A advogada, no entanto, faz uma ponderação sobre o real alcance dessas modificações, que dependerão de outros elementos para se concretizar efetivamente. “A medida, em tese, é positiva, mas seu sucesso dependerá de uma série de outros fatores, como a política monetária e a situação econômica do país”, afirma.
“O Marco Legal das Garantias é uma parte importante de um conjunto de medidas”, corrobora Renata Cardoso, do Lefosse. “Acredito que os objetivos serão alcançados no médio prazo. Essas coisas que envolvem crédito levam um tempo para surtir efeito. Mas isso deve ser parte de um projeto maior e de uma necessidade de reforma mais profunda.”

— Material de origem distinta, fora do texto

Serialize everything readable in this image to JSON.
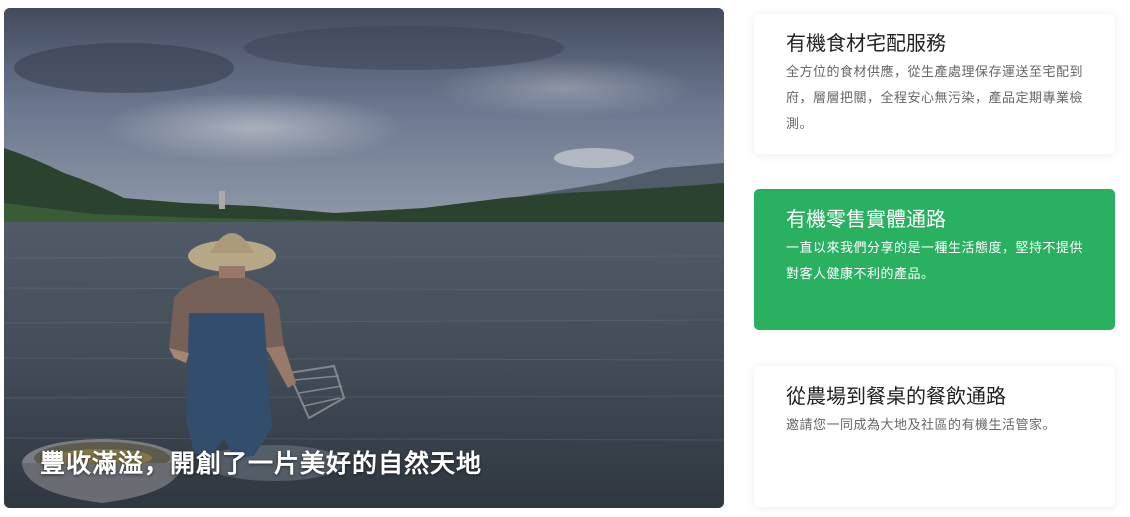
{
  "hero": {
    "caption": "豐收滿溢，開創了一片美好的自然天地"
  },
  "cards": [
    {
      "title": "有機食材宅配服務",
      "desc": "全方位的食材供應，從生產處理保存運送至宅配到府，層層把關，全程安心無污染，產品定期專業檢測。",
      "active": false
    },
    {
      "title": "有機零售實體通路",
      "desc": "一直以來我們分享的是一種生活態度，堅持不提供對客人健康不利的產品。",
      "active": true,
      "bg_color": "#29b061"
    },
    {
      "title": "從農場到餐桌的餐飲通路",
      "desc": "邀請您一同成為大地及社區的有機生活管家。",
      "active": false
    }
  ]
}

Para Ricardo Motta, do Viseu Advogados, há outros possíveis problemas decorrentes do Marco Legal das Garantias, para os quais ainda não se deu tanta atenção. “Uma outra questão complicada é o conflito entre credores. Essa nova legislação pode gerar uma disputa sobre a preferência de credores na execução de garantias quando nós tivermos um cenário de inadimplência e insolvência. Este é um ponto muito delicado para o qual poucas pessoas estão olhando”, alerta.
“A possibilidade de execução mais rápida da garantia imobiliária também é controversa. Ela pode reduzir o direito de defesa do devedor”, prossegue Motta. “A facilidade da execução da garantia vai levar a um aumento de execuções e perda de bens, especialmente em períodos econômicos desfavoráveis. Toda essa complexidade do marco de garantias vai exigir uma atenção muito cuidadosa do Poder Judiciário, do mercado financeiro e dos próprios consumidores. É preciso garantir que os objetivos do marco sejam atingidos, mas sem prejudicar direitos individuais.”
Apreensão de veículo sem autorização judicial é vetada
Ao sancionar o Marco Legal das Garantias, Lula vetou a possibilidade de apreensão extrajudicial de veículos, que seria permitida quando o devedor não entregasse o bem dentro do prazo determinado. Deputados e senadores haviam decidido que os cartórios ficariam autorizados a determinar esse tipo de apreensão. Segundo o presidente da República, a medida seria inconstitucional, “violaria a cláusula de reserva de jurisdição e, ainda, poderia criar risco a direitos e garantias individuais”. Os vetos do Executivo podem ser mantidos ou derrubados em sessão conjunta da Câmara e do Senado, que analisarão as mudanças feitas no texto.
Em sessão realizada no dia 26 de outubro, o Supremo Tribunal Federal (STF) determinou, por 8 votos a 2, que, em caso de atraso no pagamento de um financiamento imobiliário, bancos e outras instituições financeiras podem tomar o imóvel caso tenha sido dado como garantia, sem necessidade de decisão judicial. O veto de Lula trata de bens móveis, como veículos, e não de imóveis.
De acordo com dados da Febraban, a alienação fiduciária representava, até agosto deste ano, cerca de 99% do financiamento bancário referente à aquisição de imóveis, com 7,8 milhões de operações ativas garantidas por esse modelo.
No caso dos imóveis, se aumenta a chance de o devedor perder o bem caso não honre suas dívidas, também diminuem os riscos do credor – o que permite que os juros praticados sejam menores e o crédito se torne mais acessível. Atualmente, o crédito imobiliário tem juros médios de 11% ao ano, ante 91% dos juros do crédito pessoal.
Segundo a advogada Renata Cardoso, houve um “descompasso” entre o veto de Lula e posicionamentos recentes do Judiciário. “Esse veto presidencial vai na contramão do que vem sendo interpretado pela Justiça. O fato de a lei permitir que você faça uma execução de uma garantia extrajudicialmente não tira do devedor a possibilidade de questionar algo em juízo. Até por ter vindo logo depois dessa decisão judicial, o veto me pareceu fora de contexto”, afirma.